Though Marx and Engels did not directly advocate violence, their ideas, known as Marxism, spread throughout the world and inspired others to attack unjust and corrupt regimes by any means possible. This created the ideal of communism—in which each person worked as he or she could and received what he or she needed—which has only dissipated since the fall of the Berlin Wall and the end of the Soviet Union in 1989. Even though The Communist Manifesto inspired change and revolt against oppression, it also inspired oppression itself, producing some of the worst totalitarian regimes of the twentieth century, including Stalin's Russia and Pol Pot's Cambodia. Marxism has permanently altered modern views of war and peace.

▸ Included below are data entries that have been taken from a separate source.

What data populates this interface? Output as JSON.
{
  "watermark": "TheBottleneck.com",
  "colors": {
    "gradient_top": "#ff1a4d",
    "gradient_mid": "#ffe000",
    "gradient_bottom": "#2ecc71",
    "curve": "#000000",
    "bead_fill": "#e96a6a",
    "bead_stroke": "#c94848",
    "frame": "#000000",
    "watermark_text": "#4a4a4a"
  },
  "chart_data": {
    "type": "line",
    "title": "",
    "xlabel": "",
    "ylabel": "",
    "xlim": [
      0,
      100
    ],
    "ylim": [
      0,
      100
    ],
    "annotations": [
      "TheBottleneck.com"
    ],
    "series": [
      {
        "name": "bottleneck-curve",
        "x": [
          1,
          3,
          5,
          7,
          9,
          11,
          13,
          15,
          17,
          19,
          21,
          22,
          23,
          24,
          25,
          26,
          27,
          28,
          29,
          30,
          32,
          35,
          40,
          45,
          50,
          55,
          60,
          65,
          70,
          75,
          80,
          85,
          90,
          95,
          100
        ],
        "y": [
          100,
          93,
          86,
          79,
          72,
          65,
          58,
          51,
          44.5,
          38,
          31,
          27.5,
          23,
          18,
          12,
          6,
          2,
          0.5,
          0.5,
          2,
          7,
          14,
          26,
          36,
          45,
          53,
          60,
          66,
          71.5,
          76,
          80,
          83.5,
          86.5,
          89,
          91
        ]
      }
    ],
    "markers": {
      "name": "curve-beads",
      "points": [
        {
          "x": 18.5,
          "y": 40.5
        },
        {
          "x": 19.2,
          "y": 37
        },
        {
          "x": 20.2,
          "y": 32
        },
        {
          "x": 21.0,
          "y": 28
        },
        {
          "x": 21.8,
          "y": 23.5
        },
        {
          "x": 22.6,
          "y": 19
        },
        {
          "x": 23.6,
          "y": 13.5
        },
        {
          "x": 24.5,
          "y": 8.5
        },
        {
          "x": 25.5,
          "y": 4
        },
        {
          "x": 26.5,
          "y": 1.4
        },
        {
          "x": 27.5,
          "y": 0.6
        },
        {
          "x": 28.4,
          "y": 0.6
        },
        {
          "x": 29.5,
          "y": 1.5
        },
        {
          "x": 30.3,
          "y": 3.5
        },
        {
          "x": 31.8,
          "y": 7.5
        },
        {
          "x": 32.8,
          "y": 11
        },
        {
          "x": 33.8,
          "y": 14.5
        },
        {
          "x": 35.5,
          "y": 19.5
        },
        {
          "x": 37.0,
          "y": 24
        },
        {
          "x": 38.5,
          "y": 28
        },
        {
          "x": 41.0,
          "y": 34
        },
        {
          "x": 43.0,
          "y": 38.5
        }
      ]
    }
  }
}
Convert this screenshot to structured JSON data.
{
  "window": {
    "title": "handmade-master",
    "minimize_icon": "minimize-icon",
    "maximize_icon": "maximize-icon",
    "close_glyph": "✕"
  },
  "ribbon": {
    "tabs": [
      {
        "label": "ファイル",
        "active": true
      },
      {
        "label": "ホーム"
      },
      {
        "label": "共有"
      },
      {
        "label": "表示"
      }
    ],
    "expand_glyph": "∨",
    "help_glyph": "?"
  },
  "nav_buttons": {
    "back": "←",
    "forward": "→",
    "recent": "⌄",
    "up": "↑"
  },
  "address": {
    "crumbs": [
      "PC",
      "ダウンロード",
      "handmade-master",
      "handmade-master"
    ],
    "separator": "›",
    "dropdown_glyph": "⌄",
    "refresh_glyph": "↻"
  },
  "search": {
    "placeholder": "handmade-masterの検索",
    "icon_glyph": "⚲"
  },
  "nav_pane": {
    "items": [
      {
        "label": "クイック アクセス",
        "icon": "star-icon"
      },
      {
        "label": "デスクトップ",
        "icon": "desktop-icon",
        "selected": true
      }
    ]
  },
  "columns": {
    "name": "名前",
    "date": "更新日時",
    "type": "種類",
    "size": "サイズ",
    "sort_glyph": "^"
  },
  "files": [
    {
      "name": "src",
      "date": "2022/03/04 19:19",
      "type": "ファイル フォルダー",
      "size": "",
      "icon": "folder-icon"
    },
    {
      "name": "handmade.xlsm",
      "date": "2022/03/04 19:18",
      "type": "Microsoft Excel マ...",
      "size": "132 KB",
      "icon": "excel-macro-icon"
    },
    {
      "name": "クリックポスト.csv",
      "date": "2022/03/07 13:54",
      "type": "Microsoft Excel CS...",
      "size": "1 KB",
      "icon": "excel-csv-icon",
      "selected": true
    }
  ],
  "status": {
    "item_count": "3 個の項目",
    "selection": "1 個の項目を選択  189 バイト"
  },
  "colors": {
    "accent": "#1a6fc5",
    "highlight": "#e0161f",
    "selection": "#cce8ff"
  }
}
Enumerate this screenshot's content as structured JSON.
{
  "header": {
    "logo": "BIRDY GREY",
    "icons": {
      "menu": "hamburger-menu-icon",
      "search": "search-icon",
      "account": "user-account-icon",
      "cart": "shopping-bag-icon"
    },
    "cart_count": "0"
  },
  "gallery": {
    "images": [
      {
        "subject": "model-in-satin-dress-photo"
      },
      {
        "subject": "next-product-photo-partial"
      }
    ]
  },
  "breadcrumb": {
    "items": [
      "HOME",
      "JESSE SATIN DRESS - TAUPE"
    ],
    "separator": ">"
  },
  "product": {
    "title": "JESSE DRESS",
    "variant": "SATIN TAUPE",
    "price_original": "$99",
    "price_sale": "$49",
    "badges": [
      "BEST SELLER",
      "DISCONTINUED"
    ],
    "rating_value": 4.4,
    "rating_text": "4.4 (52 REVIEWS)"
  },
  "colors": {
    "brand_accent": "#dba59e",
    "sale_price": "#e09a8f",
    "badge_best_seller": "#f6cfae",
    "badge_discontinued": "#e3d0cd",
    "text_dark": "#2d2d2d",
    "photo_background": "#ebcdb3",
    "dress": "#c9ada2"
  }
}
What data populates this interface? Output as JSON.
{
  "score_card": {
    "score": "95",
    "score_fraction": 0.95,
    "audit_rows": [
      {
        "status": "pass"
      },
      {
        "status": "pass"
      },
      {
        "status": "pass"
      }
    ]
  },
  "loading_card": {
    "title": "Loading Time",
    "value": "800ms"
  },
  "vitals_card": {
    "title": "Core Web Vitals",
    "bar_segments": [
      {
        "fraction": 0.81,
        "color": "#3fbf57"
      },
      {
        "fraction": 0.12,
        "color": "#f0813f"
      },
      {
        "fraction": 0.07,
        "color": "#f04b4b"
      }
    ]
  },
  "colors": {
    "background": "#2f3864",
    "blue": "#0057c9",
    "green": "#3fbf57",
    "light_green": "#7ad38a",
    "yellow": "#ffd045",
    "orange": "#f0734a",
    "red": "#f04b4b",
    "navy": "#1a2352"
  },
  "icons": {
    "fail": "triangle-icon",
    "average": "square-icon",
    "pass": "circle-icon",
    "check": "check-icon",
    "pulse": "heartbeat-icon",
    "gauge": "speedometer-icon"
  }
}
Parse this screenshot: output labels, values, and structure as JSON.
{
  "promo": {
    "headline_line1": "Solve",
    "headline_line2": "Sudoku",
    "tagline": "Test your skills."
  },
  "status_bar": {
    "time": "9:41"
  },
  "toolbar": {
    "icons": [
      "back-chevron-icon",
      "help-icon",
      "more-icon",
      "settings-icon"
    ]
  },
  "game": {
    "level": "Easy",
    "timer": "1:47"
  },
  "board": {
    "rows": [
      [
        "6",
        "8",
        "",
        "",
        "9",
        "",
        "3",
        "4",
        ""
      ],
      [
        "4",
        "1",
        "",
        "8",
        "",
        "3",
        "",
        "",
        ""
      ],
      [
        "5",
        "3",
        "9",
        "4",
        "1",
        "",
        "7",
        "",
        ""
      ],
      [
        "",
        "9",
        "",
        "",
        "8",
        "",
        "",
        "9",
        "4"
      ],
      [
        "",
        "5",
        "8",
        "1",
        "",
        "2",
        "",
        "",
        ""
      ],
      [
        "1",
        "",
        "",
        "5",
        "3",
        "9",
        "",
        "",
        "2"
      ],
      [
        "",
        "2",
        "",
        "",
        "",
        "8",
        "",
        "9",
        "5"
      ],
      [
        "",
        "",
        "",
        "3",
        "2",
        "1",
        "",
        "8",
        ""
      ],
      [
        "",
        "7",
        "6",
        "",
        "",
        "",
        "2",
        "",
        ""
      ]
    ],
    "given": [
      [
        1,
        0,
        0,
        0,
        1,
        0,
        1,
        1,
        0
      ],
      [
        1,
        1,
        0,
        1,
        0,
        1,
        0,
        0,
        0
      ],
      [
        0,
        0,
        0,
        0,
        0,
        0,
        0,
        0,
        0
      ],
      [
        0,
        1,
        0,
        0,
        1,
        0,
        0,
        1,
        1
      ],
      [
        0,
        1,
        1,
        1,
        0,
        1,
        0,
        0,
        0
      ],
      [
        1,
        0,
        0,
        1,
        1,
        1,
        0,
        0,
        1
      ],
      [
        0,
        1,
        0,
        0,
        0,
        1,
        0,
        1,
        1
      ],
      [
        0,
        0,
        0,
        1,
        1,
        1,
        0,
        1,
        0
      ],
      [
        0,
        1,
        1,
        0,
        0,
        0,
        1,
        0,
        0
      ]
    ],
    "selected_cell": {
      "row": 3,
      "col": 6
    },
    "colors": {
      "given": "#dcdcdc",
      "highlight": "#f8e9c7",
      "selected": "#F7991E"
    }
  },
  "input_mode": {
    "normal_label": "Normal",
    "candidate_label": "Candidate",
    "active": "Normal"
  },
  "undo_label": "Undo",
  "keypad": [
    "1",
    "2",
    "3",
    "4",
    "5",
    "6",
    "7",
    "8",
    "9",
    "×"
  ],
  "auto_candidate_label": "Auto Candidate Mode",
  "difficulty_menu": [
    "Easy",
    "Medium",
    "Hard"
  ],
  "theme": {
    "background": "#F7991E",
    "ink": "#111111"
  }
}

Marx and Engels were not the only writers discussing these issues. French novelist Victor Hugo (1802–1885) wrote Les Misérables (1862), a classic novel in which a poor man, Jean Valjean, is thrown into prison for stealing a loaf of bread because he is starving. When he escapes and makes a new life for himself, he is pursued by a relentless police officer who refuses to leave him in peace, no matter what Valjean does to redeem himself.
Hugo opposed the emperor of France at the time, Louis Napoleon, a descendant of Napoleon Bonaparte. He also saw a great deal of injustice and corruption in French society, despite the violent changes and reforms of the French Revolution nearly a century before. The resulting peace was not as just or free as many French people had expected. Hugo believed that the duty of a writer was to create revolution in his fiction rather than on the street. He wanted people to have a violent reaction to his work and be inspired to change the current order from within, using political rather than military means.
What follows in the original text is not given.